Выбрать главу

— Я слышала от Дуке, что ты убил трех диких кроликов подряд тремя камнями. Ты в самом деле умеешь так метко бросать?

— В общем, да, более или менее. — Давид прикидывал в уме, сколько у них могло бы родиться детишек; пожалуй, четверо: две девочки и два мальчика.

— Аты любишь кроличье мясо? — не унималась Карлота.

— Люблю. — Лучше шесть девочек и шесть мальчиков. — А оно тебе больше нравится тушеное или жареное?

— Тушеное, а тебе?

— Жареное.

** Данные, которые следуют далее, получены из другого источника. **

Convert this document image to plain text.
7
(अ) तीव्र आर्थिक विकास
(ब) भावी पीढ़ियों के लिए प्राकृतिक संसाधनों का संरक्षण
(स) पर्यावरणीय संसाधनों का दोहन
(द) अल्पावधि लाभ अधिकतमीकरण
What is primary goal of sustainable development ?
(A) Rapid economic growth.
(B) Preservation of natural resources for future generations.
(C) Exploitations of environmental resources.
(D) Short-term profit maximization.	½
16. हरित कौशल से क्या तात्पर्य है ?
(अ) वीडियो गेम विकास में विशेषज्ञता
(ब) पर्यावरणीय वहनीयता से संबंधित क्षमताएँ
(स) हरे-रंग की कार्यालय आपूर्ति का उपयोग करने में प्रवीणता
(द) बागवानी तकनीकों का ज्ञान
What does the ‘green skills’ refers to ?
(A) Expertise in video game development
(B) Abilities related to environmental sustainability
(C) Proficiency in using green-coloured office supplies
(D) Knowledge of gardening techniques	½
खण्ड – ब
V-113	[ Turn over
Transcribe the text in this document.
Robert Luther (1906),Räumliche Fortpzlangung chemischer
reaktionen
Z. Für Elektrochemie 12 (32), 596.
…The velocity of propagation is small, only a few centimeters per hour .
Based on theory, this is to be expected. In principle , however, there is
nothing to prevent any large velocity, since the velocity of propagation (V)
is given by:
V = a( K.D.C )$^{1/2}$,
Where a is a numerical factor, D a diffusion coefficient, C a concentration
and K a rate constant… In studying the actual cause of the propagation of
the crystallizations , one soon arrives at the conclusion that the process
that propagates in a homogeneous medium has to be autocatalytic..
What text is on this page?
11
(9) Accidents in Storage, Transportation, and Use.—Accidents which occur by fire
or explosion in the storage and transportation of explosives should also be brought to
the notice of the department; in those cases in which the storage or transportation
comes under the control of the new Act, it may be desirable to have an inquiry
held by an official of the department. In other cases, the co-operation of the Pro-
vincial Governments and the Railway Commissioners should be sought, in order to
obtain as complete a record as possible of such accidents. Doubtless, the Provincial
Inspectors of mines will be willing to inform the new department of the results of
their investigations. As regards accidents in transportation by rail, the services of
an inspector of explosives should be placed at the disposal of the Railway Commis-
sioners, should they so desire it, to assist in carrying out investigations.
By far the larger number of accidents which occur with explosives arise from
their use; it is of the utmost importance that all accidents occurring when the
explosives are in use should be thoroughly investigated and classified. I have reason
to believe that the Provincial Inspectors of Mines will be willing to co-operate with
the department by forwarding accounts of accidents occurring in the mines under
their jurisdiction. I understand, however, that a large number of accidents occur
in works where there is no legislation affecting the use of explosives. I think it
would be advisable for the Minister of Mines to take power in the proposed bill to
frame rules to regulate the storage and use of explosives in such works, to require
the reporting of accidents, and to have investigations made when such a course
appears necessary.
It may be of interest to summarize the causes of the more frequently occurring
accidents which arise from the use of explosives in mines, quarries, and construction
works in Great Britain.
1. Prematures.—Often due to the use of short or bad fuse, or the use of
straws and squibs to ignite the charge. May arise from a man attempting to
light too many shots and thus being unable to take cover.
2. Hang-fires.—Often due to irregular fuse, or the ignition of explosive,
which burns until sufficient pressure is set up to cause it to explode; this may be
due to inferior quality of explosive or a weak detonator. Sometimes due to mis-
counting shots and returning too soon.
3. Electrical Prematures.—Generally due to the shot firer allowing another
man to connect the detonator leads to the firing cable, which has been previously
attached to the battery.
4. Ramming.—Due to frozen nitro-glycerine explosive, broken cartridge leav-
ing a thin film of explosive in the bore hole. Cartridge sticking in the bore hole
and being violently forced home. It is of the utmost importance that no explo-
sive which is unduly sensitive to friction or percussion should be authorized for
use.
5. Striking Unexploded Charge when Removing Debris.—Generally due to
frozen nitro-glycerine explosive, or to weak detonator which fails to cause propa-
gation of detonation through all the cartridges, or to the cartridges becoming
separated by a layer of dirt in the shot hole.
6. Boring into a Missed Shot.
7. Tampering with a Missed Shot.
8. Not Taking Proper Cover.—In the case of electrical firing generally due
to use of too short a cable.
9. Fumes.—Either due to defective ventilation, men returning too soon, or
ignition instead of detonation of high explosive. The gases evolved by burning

А ты можешь попасть камнем в крысу с десяти метров?

— Не знаю, не пробовал.

— А в тарантула?

— Ну, этих тварей я просто давлю ногами!

Давид совсем потерял голову, все недавние сомнения и неуверенность куда-то улетучились. Он держал в своих объятиях неземное тело женщины и наслаждался ощущением приближающегося оргазма. Карлота, чувствуя его мужскую упругость, спохватилась — это уж слишком, всему есть предел, лучше продолжить беседу о кроликах, однако, с другой стороны, ей тоже стало невмоготу сдерживать себя, да их и не видит никто, они танцуют в темном уголке, а потому позволила ему вести себя все дальше, дальше, дальше… Внезапно Давид, достигнув кульминации, круто выгнулся у нее в руках, так, что, казалось, позвоночник вот-вот переломится. Сильно запахло спермой, и немного испуганная Карлота успокоительно погладила его по шее:

— Ну, что ты, что ты…

Давид замер на несколько мгновений, потом возобновил танец, механически переставляя ноги, тяжело дыша, без тени улыбки… В этот момент кассета закончилась, и Карлота чуть отстранилась. Ей следовало раньше остановить его, ведь они даже не дружат. Впрочем, никто ничего не заметит, кому есть дело до деревенского дурачка! Бедняга…

Времени было около восьми вечера. Двор едва освещался тремя качимбами на солярке. Давид все не отпускал Карлоту, хотя остальные пары разошлись на перерыв.

«Она любит меня, я отведу ее к себе домой и буду содержать на деньги, что зарабатываю на лесопилке, а если Рохелио Кастро воспротивится, мы уедем в Тамасул, куплю ей одежду, а жить пока будем у тети Альтаграсии!» Однако прежде, чем зазвучала обратная сторона кассеты, их разъединил не кто иной, как сам Рохелио Кастро.

— Это еще что за хренотень? Ты что себе позволяешь, козел, недоумок? Забыл, кому принадлежит эта телка? — Он оттолкнул Давида. — Или ты не знаешь, что ее никому, кроме меня, лапать не позволено? — Давид словно язык проглотил. Она вместе учились в начальной школе, и Рохелио уже тогда был порядочной скотиной.

— Перестань, ничего не было! — вмешалась Карлота.

— Тебя не спрашивают! — отрезал Рохелио; от него разило перегаром и марихуаной, и девушка отошла всторону — а что ей оставалось делать? Она понимала, что совершила ошибку; как бы ни хотелось, ей запрещено танцевать даже с деревенским дурачком. Давид словно окаменел, изо всех сил сдерживая внезапные позывы испражниться. Рохелио, наоборот, постепенно успокаивался.

— Всем известно, что эта девчонка принадлежит мне со всеми потрохами, я ее упаковал и опечатал! — В глубине души ему даже стало немного жаль Давида: придурок убогий, ну что он мог ей сделать!

Не тусклые качимбы, а предательница луна осветила давидовские штаны цвета хаки, на которых красноречиво выделялось темное пятно. Рохелио опустил взгляд, и тут словно бес в него вселился.

— Ах ты, ублюдок! — воскликнул он, вынимая из-за пояса револьвер. — Не хватало еще, чтобы дурак из дураков во всей деревне мозги мне пудрил! — Рохелио мог убить Давида сразу, без лишних слов, но ему хотелось прежде хорошенько унизить его. Он обернулся к своей невесте: — А тебе, значит, потрахаться приспичило, сучка недоношенная? Так я тебе мигом устрою, увидишь небо в алмазах! — Потом опять закричал на Давида: — Мужика из себя строишь, каброн? — и выстрелил ему под ноги, отчего тот подпрыгнул на месте. — Ишь, какой мачо вылупился! — Он снова выстрелил, и Давид упал рядом с качимбой; резь в животе стала невыносимой. Рохелио пнул его, метя в половые органы, но не попал. Воспользовавшись тем, что он опустил пистолет, Давид вскочил и бросился прочь со двора. — Ты куда, мать твою! — Рохелио догнал его, загородил дорогу и стал бить ногами. Охваченный ужасом, Давид искал спасения и не находил.